Hawkers come down the street chanting their wares, knives to grind, knives to grind. 

The Teenager wears a wool cap inside; my husband has a nightcap. We take sartorial tips from Clement Moore. Mama in her kerchief, and I in my cap, had just settled down for a long winter's nap  ... 

You don't bundle up to go outside; you bundle up because it's winter. You don't step out of the cold into toasty homes, because they're not. We have no central heating. No matter how privileged you are, you will huddle all winter in shawls and blankets, by sources of heat that come with flames. There'd be a democratic justice in that if the poor didn't end up relying less on heat (since fuel costs money) and more on getting really, really tough. Which they do. Do not mess with a poor person from the "developing world." They will out-tough anyone who hasn't come through a time machine. Although if anyone from the past ever does step through a time machine, take my word for it: Definitely do not mess with them.

OK, Jon Snow, you are hot, but not THAT hot.
Put on a hat. Like your mama says. (Oh. Sorry.)
In our Medieval Normal, we keep candles because we need them, and sometimes have to read by their light.

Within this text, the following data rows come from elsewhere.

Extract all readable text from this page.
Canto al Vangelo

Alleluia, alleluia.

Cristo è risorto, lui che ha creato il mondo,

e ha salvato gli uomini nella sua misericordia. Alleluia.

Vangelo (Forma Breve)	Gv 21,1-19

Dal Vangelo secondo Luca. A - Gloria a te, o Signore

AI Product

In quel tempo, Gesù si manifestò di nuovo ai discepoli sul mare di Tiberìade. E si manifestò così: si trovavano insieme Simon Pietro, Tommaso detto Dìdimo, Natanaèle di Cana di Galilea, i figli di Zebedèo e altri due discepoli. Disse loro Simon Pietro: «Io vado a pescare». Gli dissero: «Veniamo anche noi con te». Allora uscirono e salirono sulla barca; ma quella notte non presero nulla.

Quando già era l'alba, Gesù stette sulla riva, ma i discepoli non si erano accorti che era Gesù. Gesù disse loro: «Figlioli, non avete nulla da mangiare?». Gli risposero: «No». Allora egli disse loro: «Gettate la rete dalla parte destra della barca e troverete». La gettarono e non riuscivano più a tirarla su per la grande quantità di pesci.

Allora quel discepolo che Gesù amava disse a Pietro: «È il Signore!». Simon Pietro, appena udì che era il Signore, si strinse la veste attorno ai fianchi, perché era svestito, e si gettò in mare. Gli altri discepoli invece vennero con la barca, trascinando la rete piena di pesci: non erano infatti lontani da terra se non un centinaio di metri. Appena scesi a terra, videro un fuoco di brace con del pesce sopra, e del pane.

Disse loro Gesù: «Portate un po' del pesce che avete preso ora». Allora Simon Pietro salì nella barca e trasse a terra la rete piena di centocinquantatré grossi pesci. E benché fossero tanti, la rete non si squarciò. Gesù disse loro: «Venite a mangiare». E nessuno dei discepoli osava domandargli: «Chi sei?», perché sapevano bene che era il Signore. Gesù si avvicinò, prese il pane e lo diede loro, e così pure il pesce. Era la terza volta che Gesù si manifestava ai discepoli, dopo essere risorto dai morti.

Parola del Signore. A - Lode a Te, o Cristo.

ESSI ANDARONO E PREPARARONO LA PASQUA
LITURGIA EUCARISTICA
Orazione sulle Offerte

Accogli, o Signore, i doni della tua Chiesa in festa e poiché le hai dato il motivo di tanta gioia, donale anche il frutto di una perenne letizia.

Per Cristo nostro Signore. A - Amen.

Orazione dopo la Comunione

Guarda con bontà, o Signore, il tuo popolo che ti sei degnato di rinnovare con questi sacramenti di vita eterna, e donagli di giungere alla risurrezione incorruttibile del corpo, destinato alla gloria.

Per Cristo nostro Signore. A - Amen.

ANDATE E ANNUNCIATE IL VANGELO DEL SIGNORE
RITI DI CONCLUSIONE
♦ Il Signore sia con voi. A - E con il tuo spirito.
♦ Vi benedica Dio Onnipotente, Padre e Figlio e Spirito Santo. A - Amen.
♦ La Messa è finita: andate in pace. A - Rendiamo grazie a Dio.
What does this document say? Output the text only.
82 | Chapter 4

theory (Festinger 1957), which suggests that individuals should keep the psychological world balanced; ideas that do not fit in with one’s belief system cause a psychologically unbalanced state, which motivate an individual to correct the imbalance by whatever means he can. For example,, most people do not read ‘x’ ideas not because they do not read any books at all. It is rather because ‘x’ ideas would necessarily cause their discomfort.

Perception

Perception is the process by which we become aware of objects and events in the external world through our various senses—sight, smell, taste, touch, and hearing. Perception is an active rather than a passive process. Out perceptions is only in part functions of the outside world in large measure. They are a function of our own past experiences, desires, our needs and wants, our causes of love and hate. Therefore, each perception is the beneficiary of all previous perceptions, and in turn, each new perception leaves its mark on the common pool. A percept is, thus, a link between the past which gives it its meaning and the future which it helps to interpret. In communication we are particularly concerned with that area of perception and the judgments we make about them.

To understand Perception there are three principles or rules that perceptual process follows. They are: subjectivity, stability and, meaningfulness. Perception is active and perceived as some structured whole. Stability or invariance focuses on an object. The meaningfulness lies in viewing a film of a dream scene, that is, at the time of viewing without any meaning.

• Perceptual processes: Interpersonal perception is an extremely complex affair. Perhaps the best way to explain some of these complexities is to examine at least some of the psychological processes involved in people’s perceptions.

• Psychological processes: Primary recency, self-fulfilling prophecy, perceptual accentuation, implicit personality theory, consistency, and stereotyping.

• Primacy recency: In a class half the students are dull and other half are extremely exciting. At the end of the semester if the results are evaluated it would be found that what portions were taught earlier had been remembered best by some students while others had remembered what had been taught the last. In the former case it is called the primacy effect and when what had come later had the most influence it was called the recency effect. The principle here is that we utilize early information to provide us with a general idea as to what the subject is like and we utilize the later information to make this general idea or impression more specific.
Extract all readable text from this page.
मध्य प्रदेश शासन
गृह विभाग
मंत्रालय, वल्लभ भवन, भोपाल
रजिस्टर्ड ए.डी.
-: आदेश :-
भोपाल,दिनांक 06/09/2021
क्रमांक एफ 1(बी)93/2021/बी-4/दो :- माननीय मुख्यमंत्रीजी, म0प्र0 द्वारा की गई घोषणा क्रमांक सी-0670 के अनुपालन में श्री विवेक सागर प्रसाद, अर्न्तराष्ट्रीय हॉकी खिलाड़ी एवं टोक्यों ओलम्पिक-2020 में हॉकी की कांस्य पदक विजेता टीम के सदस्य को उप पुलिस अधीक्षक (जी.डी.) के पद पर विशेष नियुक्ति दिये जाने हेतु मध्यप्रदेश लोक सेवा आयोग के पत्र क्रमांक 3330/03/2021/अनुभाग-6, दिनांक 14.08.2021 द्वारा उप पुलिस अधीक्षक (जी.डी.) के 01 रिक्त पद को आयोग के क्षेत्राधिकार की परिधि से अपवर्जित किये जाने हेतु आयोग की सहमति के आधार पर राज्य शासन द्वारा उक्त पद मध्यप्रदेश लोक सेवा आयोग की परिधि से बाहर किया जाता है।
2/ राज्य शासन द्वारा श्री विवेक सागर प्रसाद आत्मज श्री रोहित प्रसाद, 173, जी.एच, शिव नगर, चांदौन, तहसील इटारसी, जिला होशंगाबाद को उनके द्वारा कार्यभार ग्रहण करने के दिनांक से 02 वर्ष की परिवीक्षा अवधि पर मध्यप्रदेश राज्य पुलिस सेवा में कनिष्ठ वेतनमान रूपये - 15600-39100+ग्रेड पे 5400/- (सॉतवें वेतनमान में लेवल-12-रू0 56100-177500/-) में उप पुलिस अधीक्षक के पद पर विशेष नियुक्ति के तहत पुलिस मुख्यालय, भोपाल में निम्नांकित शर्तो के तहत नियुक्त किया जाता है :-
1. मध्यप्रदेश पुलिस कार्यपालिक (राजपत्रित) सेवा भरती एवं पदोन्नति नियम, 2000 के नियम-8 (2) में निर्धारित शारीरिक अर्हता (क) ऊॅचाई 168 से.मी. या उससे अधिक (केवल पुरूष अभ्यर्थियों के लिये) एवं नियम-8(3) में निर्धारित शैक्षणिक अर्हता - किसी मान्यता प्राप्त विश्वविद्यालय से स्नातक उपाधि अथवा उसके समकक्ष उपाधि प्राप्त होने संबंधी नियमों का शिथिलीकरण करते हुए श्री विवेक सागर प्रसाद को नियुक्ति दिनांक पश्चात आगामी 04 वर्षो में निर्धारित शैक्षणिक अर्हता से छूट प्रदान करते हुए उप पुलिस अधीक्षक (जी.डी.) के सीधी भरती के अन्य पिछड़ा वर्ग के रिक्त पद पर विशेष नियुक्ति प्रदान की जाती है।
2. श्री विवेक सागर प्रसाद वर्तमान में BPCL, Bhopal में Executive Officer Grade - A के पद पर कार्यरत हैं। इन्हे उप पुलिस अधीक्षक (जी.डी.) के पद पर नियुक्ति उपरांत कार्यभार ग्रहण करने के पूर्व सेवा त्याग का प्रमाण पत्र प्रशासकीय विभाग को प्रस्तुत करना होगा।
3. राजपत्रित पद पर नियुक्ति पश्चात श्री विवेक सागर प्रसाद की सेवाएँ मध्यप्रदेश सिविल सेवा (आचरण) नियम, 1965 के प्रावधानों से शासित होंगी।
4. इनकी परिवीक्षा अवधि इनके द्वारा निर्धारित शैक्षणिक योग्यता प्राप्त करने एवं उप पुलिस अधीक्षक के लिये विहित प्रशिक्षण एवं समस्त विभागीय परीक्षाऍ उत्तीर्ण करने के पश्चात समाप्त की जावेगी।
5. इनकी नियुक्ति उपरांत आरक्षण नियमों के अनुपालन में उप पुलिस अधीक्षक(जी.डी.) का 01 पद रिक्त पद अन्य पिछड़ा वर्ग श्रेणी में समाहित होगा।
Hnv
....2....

OK, we also watch videos by them, because the not-very-medieval inverter that stores backup power will howl (literally) and plunge us into historically accurate darkness if we suck it dry with a big outrageous modern demand like Lights Plus Video Player. But it does add a dimension to Game of Thrones if you watch by candelight under a blanket. The Wall looks really cold. It is ridiculous that Jon Snow never wears a hat.

Of course, Nepal isn't the past. The Teenager ate a Snicker's bar last night while working on a PowerPoint. We can order pizza, although there are no street names or addresses, so we have to give verbal directions from "the big tree" or draw a map with an X, which is also what you do when you open a bank account or enroll in school or order furniture or, well, anything that involves an "address." Somewhere in the dusty files of Nepali banks and schools and shops must be vast stacks of what seem to be pirate maps. The  customer's address? Yes, we have it right here, X marks the spot. A few paces from ... is that a sketch of a tree or a utility pole? Well, go to the street and you'll figure it out. Which street? Oh, it says right here: "the street by the blue gate, near the school." Blue gate, school, tree. Or utility pole. You'll find it. And anyway, here's the mobile number. It's the modern world, after all. 

A heater! A heater! My kingdom for a heater!
Notice her clothes. "Gaudy," you say? "Warm," I say.
We do have internet, much of the time, and the flames that warm us come from gas cylinders that roll around in cabinet heaters whose turn-on sound of click click causes the instant appearance of the dog. (Everyone seeks comfort, even if they have fur. Unless they're Jon Snow.)

So it's a dip of a foot, not full immersion. Our Medieval Normal comes with gas, google, and HBO on DVDs with Chinese subtitles. But there are moments. And they happen each day. To live partly outside the 21st century Comfort Bubble may sound hard, but it's also an amazing  privilege. How many people have daily moments that touch the past, and live where an ordinary walk to market is a connection across the centuries?

Hmmm. I hope there's electricity right now, and water in the tank, and gas in the cylinder that heats the contraption that heats the water for the shower, because I hate to haul and heat water on the stove to bathe. What did I say again about this being a privilege?

I get it about Elizabeth I and her once-a-month baths. I really do. But Game of Thrones, with the hot-spring water under the castle floors at Winterfell? They were totally cheating.